Cell towers, historic clock and bronze statue top Boyne City manager report

Highlights from Boyne City Manager Michael Cain's bimonthly report to the Boyne City Commission for Tuesday Feb. 9.


An agreement to allow five new cell phone towers to be erected around Boyne City, a second opinion on the city’s historic clock and efforts to fund a $50,000 bronze statue topped Boyne City Manager Michael Cain’s report to the Boyne City Commission recently.


Cain gave his report, as he does twice each month, on Tuesday Feb. 9 to Boyne City Commissioners.

Following are the highlights of his report:

ACD cell towers
“It appears that our long-delayed agreement with ACD for five proposed micro cell towers, that were approved by the city commission in October, is alive again after dropping off the face of the Earth shortly thereafter,” Cain said. “Our attorney on the matter … contacted me late last week saying he’d finally heard back from ACD and it appeared that an agreement was close at hand.”

Following are highlights from the October 2015 Boyne City Gazette story on the matter.

Telecommunications company ACD plans to install five 35-to40-foot-tall cell towers around Boyne City.

ACD is willing to provide some decorative material to make the poles more aesthetically pleasing while remaining functional and providing adequate service to telecommunications consumers in the city.

The towers in question would allow ACD to provide gigabit fiber service to all of Boyne City.

According to ACD officials, the company has a backbone fiber line that goes through Boyne City which was built over the last few years with partial government funding to expand broadband service.

ACD owns a third of this line, the university system owns another third.

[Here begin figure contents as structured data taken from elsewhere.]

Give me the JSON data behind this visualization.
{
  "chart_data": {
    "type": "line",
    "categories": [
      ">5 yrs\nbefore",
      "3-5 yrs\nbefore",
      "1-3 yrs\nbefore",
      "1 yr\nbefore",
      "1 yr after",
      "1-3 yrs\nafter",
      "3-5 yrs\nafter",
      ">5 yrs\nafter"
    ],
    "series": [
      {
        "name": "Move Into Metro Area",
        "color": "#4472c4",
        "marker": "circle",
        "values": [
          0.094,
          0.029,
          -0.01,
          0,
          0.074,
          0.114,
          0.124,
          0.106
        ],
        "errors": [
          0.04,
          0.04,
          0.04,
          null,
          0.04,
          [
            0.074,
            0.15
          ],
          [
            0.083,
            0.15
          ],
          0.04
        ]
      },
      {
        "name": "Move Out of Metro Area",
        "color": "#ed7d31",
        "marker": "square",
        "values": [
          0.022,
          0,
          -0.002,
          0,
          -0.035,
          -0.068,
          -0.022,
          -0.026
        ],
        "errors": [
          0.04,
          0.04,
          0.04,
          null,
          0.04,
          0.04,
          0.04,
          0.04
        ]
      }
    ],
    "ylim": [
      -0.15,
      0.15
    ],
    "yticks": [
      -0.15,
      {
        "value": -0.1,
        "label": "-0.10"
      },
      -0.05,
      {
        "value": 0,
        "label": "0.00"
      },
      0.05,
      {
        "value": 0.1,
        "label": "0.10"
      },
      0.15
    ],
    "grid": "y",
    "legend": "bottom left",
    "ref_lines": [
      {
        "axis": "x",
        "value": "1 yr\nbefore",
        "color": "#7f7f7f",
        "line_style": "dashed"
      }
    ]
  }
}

The route basically follows highways 66 to East Jordan and up to Pleasant Valley Ave.

ACD needs to outfit that transmission line with equipment to carry extremely high bandwidth connections.

The towers to be installed have a coverage radius of 1,500 to 2,000 feet from the towers, depending upon terrain, buildings, and trees.

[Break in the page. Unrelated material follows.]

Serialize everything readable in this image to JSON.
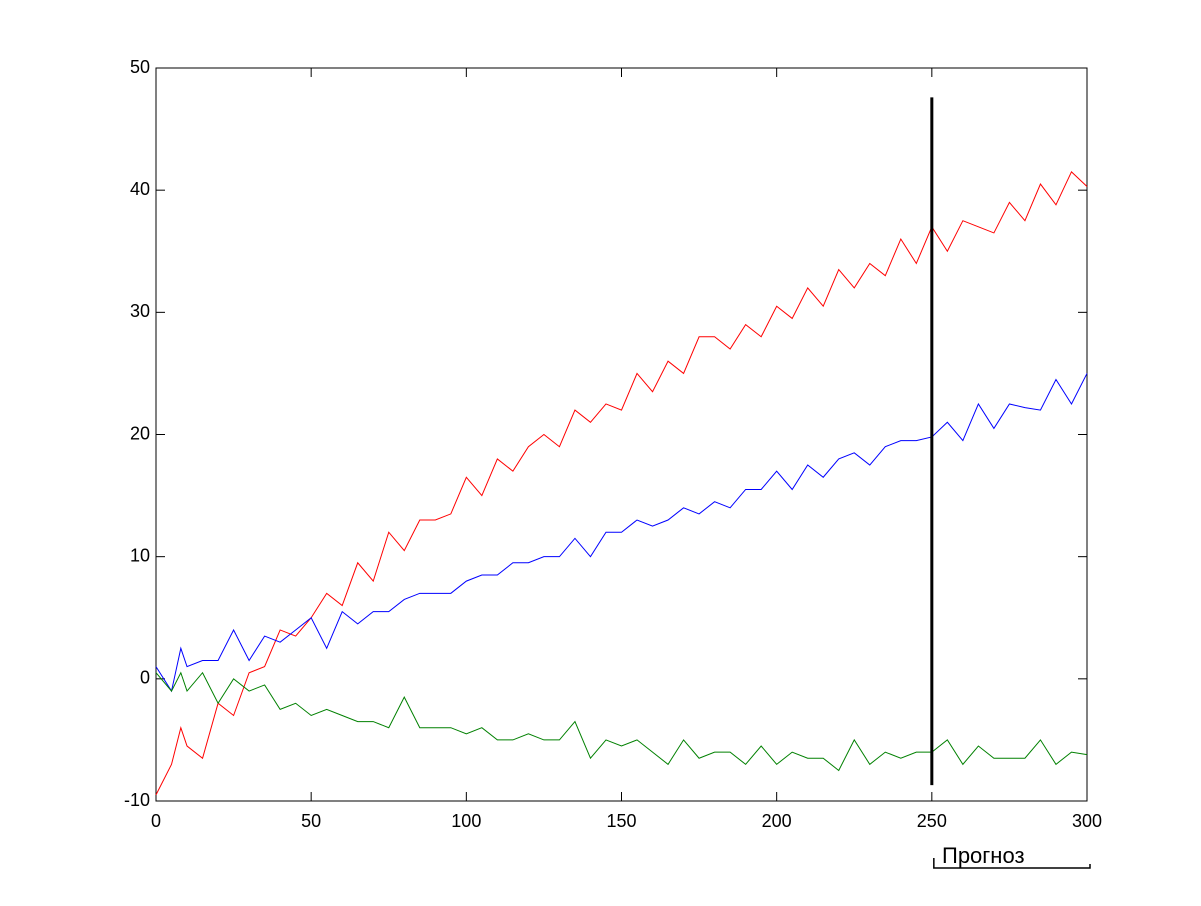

The smaller Distributed Antenna Systems involved with the towers in question are intended to help offload traffic from the larger towers to help keep the system running efficiently.

ACD officials said most of the reason that these systems need to get put in is to make sure there are not issues during high volume events, and that the school is covered. Fundamentally, there is concern about safety and being able to call 9-1-1.

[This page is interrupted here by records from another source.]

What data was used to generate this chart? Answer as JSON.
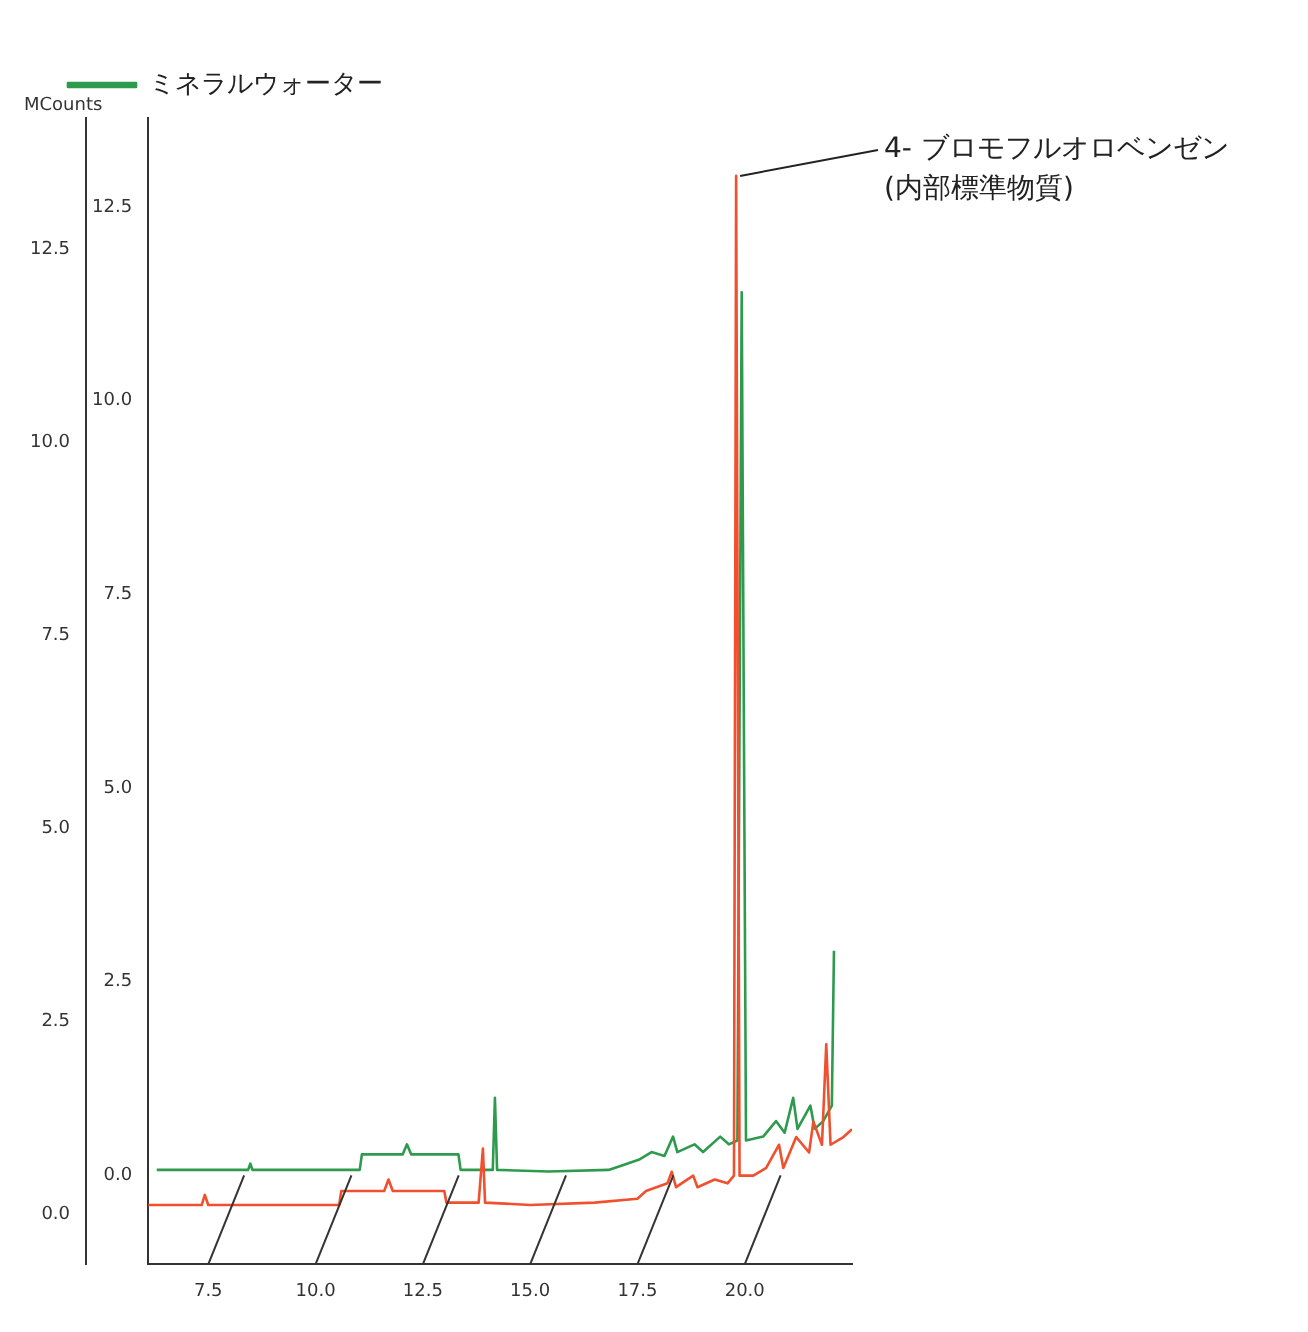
{
  "chart_data": {
    "type": "line",
    "ylabel": "MCounts",
    "legend": "top",
    "grid": false,
    "marker": "none",
    "line_style": "solid",
    "xlim": [
      6.1,
      22.5
    ],
    "xticks": [
      7.5,
      {
        "value": 10,
        "label": "10.0"
      },
      12.5,
      {
        "value": 15,
        "label": "15.0"
      },
      17.5,
      {
        "value": 20,
        "label": "20.0"
      }
    ],
    "ylim": [
      -0.65,
      14.2
    ],
    "yticks": [
      {
        "value": 0,
        "label": "0.0"
      },
      2.5,
      {
        "value": 5,
        "label": "5.0"
      },
      7.5,
      {
        "value": 10,
        "label": "10.0"
      },
      12.5
    ],
    "y2lim": [
      -1.15,
      13.65
    ],
    "y2ticks": [
      {
        "value": 0,
        "label": "0.0"
      },
      2.5,
      {
        "value": 5,
        "label": "5.0"
      },
      7.5,
      {
        "value": 10,
        "label": "10.0"
      },
      12.5
    ],
    "annotations": [
      {
        "text": "4- ブロモフルオロベンゼン\n(内部標準物質)",
        "x": 19.8,
        "y": 13.45
      }
    ],
    "series": [
      {
        "color": "#f0502d",
        "x": [
          6.1,
          7.35,
          7.42,
          7.5,
          9.9,
          10.55,
          10.6,
          11.6,
          11.7,
          11.8,
          13.0,
          13.05,
          13.8,
          13.9,
          13.95,
          15.0,
          16.5,
          17.5,
          17.7,
          18.2,
          18.3,
          18.4,
          18.8,
          18.9,
          19.3,
          19.6,
          19.75,
          19.8,
          19.88,
          20.2,
          20.5,
          20.8,
          20.9,
          21.2,
          21.5,
          21.6,
          21.8,
          21.9,
          22.0,
          22.3,
          22.5
        ],
        "values": [
          0.12,
          0.12,
          0.25,
          0.12,
          0.12,
          0.12,
          0.3,
          0.3,
          0.45,
          0.3,
          0.3,
          0.15,
          0.15,
          0.85,
          0.15,
          0.12,
          0.15,
          0.2,
          0.3,
          0.4,
          0.55,
          0.35,
          0.5,
          0.35,
          0.45,
          0.4,
          0.5,
          13.45,
          0.5,
          0.5,
          0.6,
          0.9,
          0.6,
          1.0,
          0.8,
          1.2,
          0.9,
          2.2,
          0.9,
          1.0,
          1.1
        ]
      },
      {
        "name": "ミネラルウォーター",
        "color": "#2e9a4e",
        "axis": "y2",
        "x": [
          6.3,
          8.43,
          8.48,
          8.53,
          10.83,
          11.03,
          11.08,
          12.03,
          12.13,
          12.23,
          13.33,
          13.38,
          14.13,
          14.18,
          14.23,
          15.43,
          16.83,
          17.53,
          17.83,
          18.13,
          18.33,
          18.43,
          18.83,
          19.03,
          19.43,
          19.63,
          19.83,
          19.93,
          20.03,
          20.43,
          20.73,
          20.93,
          21.13,
          21.23,
          21.53,
          21.63,
          21.83,
          22.03,
          22.08
        ],
        "values": [
          0.07,
          0.07,
          0.15,
          0.07,
          0.07,
          0.07,
          0.27,
          0.27,
          0.4,
          0.27,
          0.27,
          0.07,
          0.07,
          1.0,
          0.07,
          0.05,
          0.07,
          0.2,
          0.3,
          0.25,
          0.5,
          0.3,
          0.4,
          0.3,
          0.5,
          0.4,
          0.45,
          11.4,
          0.45,
          0.5,
          0.7,
          0.55,
          1.0,
          0.6,
          0.9,
          0.6,
          0.7,
          0.9,
          2.9
        ]
      }
    ]
  }
}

ACD will provide up to $30,000 to help pay for the new traffic light poles.

Honeywell lease
“After much back and forth, it appears that the lease for our temporary city hall facilities—that also include the MSU Extension—at the Honeywell facility across the street is ready for execution,” Cain said.

Officials planned to take possession of the space by Monday Feb. 15.

DPW online
Cain said the new Boyne City Department of Public Works is online and in working order. The city’s VOIP phone system has also been installed.

Bronze statue
The crowdfunding campaign for a life-sized bronze sculpture called “The Last River Draw,” which would portray a lumberjack pulling a log in from the Boyne River, on the river’s edge, has begun.

The city has a total of 60 days to raise $25,000 so that it may receive a grant of $25,000 to pay for the $50,000 statue, which will be created by a local artist and located in Old City Park right along the banks of the river.

“It’s an all or nothing proposition,” he said. “One that I think Boyne City is up to the job.”

Historic clock update
Cain said a second company is working up a bid for a proposal to fix the city’s historic tower clock, which has been in disrepair and storage for decades.

“He does have experience with two nearly exact twins of our clock: one that’s located in the Antrim County Courthouse in Bellaire and another one at my alma mater Northwestern Michigan College in Traverse City,” said Cain. “We’ll see what he proposes and go from there.”

Back in mid-January, Cain said the city had received the report on its historical 1904 E. Howard & Co. tower clock from the first company to look at it, the Balzer Family Clock Works of Freeport, Maine.

They were contracted to give the estimate on what it might cost to repair the antique timepiece.

“Their cost to restore and transport the clock—including four new faces and sets of hands—is proposed to be $92,244,” Cain said. “Once we receive the bids for the new city facilities project in, we’ll have a better idea on how well this possible projects fits into our available funds.”